Pratt’s current research focuses on how people connect with the work that they do, as well as to the organizations, professions, occupations, and other groups in which they find themselves. A central question, he says, is “How do individuals approach their work? As a vehicle for attaining money, gaining achievement, creating community, serving others, and/or honing a craft? And what difference does their approach make to their performance?

“Given that job satisfaction has been steadily declining for the past two decades, even during times of economic boom, and that less than a third of workers are actively engaged in their jobs,” this research area can provide valuable insights for both employees and managers, he said.

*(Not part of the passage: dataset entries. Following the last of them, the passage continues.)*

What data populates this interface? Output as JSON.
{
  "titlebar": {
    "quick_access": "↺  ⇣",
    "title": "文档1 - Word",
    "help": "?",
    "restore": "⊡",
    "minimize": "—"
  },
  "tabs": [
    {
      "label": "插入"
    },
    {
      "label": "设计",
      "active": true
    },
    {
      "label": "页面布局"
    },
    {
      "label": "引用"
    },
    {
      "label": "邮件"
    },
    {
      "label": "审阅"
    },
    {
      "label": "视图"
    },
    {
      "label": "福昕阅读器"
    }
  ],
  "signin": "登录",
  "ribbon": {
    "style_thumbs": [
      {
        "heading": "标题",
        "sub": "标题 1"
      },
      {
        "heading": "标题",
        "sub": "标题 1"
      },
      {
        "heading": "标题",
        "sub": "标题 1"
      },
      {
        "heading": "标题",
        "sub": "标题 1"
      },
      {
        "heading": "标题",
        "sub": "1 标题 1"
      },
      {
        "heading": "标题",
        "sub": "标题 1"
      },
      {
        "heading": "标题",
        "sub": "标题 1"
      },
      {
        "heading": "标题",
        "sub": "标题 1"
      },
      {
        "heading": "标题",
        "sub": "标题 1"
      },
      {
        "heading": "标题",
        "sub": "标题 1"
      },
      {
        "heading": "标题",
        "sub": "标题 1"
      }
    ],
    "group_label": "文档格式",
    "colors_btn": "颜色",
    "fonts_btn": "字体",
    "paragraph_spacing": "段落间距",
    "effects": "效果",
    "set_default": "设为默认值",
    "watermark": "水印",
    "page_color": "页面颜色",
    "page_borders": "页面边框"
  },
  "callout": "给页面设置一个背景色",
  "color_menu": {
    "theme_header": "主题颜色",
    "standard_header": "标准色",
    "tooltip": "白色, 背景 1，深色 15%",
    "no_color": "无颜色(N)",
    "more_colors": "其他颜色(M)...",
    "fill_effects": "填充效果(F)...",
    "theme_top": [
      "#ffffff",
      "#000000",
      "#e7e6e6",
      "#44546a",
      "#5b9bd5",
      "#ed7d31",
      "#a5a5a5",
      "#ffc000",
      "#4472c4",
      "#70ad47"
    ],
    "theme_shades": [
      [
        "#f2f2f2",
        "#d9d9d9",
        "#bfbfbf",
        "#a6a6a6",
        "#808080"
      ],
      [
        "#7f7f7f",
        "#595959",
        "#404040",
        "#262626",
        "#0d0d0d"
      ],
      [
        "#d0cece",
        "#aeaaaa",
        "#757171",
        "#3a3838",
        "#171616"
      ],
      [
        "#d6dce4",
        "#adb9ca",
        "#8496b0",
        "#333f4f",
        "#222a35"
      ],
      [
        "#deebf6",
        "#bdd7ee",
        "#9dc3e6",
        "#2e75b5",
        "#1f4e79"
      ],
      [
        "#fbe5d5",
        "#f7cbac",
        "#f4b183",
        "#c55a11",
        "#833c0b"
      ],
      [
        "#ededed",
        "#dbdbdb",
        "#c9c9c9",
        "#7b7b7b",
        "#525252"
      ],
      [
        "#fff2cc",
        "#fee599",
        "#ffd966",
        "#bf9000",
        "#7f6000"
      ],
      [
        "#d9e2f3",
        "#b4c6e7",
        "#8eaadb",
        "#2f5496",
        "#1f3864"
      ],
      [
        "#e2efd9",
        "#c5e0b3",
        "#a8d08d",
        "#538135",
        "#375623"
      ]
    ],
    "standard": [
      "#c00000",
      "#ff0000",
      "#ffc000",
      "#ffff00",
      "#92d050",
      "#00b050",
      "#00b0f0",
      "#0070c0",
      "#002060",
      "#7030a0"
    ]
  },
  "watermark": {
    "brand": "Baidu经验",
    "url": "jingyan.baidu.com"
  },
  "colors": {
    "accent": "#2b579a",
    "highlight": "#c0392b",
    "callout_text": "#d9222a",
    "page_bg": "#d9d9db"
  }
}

Pratt also is fascinated by a fundamental issue facing all organizations: How do leaders manage competing viewpoints, especially when they involve differences in identity? His research examines, for example, what happens when group conflicts evolve from relatively simple differences related to wants and interests to more complex clashes over identity – such as interactions between Democrats and Republicans in Congress, he said, or discord between physicians and hospital administrators. “How are such seemingly intractable conflicts resolved?” he asks.

Even when there is not such overt conflict, other issues surrounding identity plurality remain, he said. For one, “How do organizations, that are beholden to multiple stakeholders not only create multiple identities in service of these stakeholders, but also integrate these identities into a dynamic whole? In other words, how do leaders manage pressures for a company to be ‘many things to many people,’ alongside the need for it to retain some sense of coherent common purpose – both of which are essential for an organization to be successful?”

“The impact of Mike’s work is significant,” said Boynton, noting Pratt’s nearly 1,000 citations in the Web of Science Social Science Index and “too many to count” in Google Scholar. Pratt’s research has appeared in a wide range of leading journals including Administrative Science Quarterly, Academy of Management Journal, and the Academy of Management Review, among others, as well as in numerous edited books. He is co-editor of Artifacts and Organizations: Beyond Mere Symbolism.

A member of the International Advisory Board for the Center for the Advancement of Research Methods and Analysis, Pratt was co-recipient of the 2007 Best Paper Award for the Academy of Management Review, is the outgoing inaugural qualitative associate editor for the Academy of Management Journal and recently finished a term as division chair for the Academy of Management.